I’ve seen a demonstration at homepro of the insulated blankets commonly used below the tiles. They have an aquarium and heat lamp and show the temperature below the blanket about 10 or 20 degrees Celsius cooler.


more thoughts on insulation from Robin T I am intrigued by the debate on insulation on your site. Firstly, there are several subtle differences between trying to keep heat inside a room and keeping from entering a room. You can reflect heat not cold for example. Look at the difference in construction principles between a hot water tank (with electric immersion heater) and a refrigerator

Take the first example (and I quote from personal experience here). In the UK I installed a 50 gallon tank which used the standard 1 inch thick polyurethane insulation coating. Once it was working, I could actually feel the heat with the back of my hand coming from the insulation. I had arranged this to use off-peak electric and this came on from 12 midnight till 8am. I found that by 5 pm when I got home from working the water was only luke warm and barely sufficient for a shower. So first I wrapped kitchen foil around and then I wrapped an additional layer of 150mm thick glass fibre insulation around it completely, then covered the whole in plastic (garbage bags) all strapped together to form a complete overcoat (total cost around $20us). The result was dramatic. By 5 pm the water was still scalding and my electric bill was trivial.

If you tried the same trick with a fridge, you would not get any significant benefit. However you do get reduced running costs when a small fan is used to blow against the heat exchanger (radiator thingy) at the back of the fridge. You should never position your fridge next to a heat source (such as a gas stove). I find that the average running cost of an average 1.5m high fridge is around 200 Baht per month (5 baht per unit)

So already you can see some differences. The average fridge only has 25 – 30mm of polystyrene insulation.

In northern Europe heat is often distributed by hot water radiators. Why can we have cold water radiators down here? In theory you could but it would occupy one complete wall of an average 20m2 room (see my wet cinderblock method).

It’s all to do with temperature difference I can hear you purists pouting. Well hot water is heated to 75C and the room temp is normally 20C (diff 55C 100F). A fridge cools down to 4C whilst the usual air temp in the LOS is 33C (diff 29C 50F). An ac unit cools to 25C from 33C (ambient) (diff 8C 15F) but this is a far from complete picture here because heat may be “pouring” in from a south facing cinderblock wall.

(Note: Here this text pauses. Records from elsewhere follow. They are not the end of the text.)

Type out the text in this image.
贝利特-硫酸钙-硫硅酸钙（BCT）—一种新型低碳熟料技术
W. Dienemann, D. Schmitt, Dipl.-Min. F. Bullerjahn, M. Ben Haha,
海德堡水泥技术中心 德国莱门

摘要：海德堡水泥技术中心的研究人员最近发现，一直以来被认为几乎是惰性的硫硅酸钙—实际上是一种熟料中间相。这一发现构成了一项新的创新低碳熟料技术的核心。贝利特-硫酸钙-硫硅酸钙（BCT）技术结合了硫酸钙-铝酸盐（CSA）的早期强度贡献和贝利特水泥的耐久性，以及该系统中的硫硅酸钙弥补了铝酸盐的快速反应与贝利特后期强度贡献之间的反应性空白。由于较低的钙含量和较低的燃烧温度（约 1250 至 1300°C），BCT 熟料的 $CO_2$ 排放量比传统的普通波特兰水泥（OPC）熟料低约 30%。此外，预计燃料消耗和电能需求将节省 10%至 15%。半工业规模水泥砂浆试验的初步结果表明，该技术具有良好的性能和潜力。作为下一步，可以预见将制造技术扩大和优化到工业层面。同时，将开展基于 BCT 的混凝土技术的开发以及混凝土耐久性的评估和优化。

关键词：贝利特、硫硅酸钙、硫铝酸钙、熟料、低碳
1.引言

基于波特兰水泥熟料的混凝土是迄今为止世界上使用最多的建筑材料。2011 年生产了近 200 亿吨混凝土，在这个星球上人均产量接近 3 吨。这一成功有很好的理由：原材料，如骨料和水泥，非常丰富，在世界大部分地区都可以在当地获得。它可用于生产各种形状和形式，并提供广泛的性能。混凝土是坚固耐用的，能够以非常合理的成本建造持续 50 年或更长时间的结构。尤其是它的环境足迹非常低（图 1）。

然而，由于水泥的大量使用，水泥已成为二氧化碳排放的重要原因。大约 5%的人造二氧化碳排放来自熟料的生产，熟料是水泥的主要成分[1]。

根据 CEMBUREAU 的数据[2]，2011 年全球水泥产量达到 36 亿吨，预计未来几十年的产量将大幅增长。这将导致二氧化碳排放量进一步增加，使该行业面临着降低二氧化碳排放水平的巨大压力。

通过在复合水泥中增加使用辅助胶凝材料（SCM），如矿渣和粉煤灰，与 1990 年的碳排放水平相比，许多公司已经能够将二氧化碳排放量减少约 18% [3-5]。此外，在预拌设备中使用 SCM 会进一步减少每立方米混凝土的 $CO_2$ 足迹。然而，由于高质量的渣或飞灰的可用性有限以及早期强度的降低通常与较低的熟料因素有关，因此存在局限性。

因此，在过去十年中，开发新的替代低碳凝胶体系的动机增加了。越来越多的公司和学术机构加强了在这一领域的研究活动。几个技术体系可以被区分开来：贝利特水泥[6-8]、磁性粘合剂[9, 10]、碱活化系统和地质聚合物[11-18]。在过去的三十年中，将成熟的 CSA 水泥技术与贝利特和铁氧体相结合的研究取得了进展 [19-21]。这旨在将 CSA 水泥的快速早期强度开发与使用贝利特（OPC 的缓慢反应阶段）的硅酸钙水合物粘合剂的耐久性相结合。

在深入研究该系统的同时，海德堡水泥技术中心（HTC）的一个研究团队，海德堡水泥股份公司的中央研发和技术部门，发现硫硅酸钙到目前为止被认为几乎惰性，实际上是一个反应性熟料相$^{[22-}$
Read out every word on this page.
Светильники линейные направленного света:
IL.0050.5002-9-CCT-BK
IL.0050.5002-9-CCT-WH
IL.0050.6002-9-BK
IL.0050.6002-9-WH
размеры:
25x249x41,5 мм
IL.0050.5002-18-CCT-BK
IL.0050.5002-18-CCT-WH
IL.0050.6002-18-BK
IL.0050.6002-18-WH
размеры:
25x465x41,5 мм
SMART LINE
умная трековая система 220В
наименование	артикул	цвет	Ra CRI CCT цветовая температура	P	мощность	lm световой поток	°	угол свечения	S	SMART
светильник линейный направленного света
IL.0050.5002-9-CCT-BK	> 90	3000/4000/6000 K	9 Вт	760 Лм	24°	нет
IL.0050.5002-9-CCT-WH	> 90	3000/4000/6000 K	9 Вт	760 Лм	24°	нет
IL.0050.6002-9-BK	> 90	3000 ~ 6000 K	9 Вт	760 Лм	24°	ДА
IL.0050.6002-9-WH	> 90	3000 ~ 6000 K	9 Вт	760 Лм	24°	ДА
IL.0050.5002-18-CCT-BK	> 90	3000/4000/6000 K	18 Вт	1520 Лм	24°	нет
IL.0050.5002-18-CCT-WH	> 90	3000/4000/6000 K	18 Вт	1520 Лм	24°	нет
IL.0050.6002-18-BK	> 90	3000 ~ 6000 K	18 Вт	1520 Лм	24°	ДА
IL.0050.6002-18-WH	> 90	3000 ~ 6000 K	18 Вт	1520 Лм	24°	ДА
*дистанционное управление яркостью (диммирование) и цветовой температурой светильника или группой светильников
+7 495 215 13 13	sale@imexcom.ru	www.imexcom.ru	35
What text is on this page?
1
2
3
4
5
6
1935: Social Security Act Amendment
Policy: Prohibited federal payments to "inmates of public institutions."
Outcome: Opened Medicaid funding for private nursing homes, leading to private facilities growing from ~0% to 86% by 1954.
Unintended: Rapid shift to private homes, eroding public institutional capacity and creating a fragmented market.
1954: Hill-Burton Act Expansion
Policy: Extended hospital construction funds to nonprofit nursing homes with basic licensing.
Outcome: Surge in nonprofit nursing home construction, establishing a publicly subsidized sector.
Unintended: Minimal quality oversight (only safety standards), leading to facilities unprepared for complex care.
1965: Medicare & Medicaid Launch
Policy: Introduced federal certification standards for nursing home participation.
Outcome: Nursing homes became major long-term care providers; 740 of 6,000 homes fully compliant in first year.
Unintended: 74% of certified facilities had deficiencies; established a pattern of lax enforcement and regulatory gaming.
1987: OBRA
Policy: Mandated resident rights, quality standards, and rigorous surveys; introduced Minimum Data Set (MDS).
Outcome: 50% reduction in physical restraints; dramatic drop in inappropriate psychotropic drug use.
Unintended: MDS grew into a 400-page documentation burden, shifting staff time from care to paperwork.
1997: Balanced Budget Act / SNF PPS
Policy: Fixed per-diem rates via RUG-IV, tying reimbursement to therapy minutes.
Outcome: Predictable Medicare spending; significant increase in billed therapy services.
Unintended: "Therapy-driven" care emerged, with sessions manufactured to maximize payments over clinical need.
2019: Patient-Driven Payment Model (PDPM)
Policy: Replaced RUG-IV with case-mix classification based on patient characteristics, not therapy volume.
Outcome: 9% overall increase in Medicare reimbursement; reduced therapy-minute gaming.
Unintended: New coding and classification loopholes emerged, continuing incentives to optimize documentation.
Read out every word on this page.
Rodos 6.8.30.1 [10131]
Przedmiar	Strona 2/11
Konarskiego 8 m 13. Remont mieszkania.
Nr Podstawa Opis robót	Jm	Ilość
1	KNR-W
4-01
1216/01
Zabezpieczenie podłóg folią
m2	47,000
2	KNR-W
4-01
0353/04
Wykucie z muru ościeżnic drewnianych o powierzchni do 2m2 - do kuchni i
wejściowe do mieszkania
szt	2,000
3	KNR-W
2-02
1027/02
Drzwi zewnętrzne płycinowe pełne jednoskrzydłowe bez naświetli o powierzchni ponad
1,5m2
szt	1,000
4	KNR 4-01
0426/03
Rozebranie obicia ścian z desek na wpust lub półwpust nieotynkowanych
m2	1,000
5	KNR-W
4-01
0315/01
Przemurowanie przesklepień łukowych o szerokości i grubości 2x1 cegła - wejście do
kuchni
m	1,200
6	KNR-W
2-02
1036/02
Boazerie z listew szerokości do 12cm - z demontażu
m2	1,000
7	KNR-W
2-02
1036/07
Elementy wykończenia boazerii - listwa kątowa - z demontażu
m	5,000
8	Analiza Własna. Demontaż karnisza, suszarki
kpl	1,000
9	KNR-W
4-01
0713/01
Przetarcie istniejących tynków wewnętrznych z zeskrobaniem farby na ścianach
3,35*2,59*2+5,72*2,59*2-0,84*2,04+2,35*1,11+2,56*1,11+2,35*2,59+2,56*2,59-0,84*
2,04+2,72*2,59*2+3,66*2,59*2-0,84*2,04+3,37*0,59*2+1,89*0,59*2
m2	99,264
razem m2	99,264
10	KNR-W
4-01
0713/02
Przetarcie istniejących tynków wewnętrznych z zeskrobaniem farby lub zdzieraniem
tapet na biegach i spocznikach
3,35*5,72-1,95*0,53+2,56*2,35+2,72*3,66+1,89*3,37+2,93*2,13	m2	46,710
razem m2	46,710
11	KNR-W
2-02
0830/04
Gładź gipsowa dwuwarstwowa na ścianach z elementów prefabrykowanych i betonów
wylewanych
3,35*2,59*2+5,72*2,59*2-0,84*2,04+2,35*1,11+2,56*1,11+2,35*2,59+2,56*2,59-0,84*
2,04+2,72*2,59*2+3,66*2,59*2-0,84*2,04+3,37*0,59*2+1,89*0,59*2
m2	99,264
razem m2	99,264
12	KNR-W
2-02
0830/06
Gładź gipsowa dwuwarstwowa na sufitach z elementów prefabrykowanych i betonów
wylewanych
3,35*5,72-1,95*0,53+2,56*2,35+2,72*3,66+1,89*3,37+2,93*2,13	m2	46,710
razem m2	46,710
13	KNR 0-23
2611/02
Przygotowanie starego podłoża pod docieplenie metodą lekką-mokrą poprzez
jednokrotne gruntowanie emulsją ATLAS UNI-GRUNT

IMHO you don’t need synthetic expensive insulation here unless you are going to use expensive air conditioning. What you do need is a sunshade to prevent the midday sun from shining directly on any house wall. If you still want insulation, what about Kapok นุ่น (noon) – very cheap often used for stuffing, particularly those Chiang Mai triangular cushions. Only snag is that it’s highly inflammable and will smoulder on like an oily rag (and should never be used for childrens’ toys). Perhaps its could be mixed with cement powder to make it less flammable, might be ok if fully contained within a wall cavity. Similarly rice husks might make a cheap insulation for a cavity wall. They must be kept dry.

I am not convinced about the cost/ benefits of a cavity wall, Perhaps this will emerge as people try different methods. I do like the 100mm high quality cinderblock

editor: there is a house around the corner from here that uses the double wall with foam insulation. It would be interesting to do an a/c test using that house vs. a normal single wall non insulated house. I believe the double wall/insulation would retain cold air significantly longer.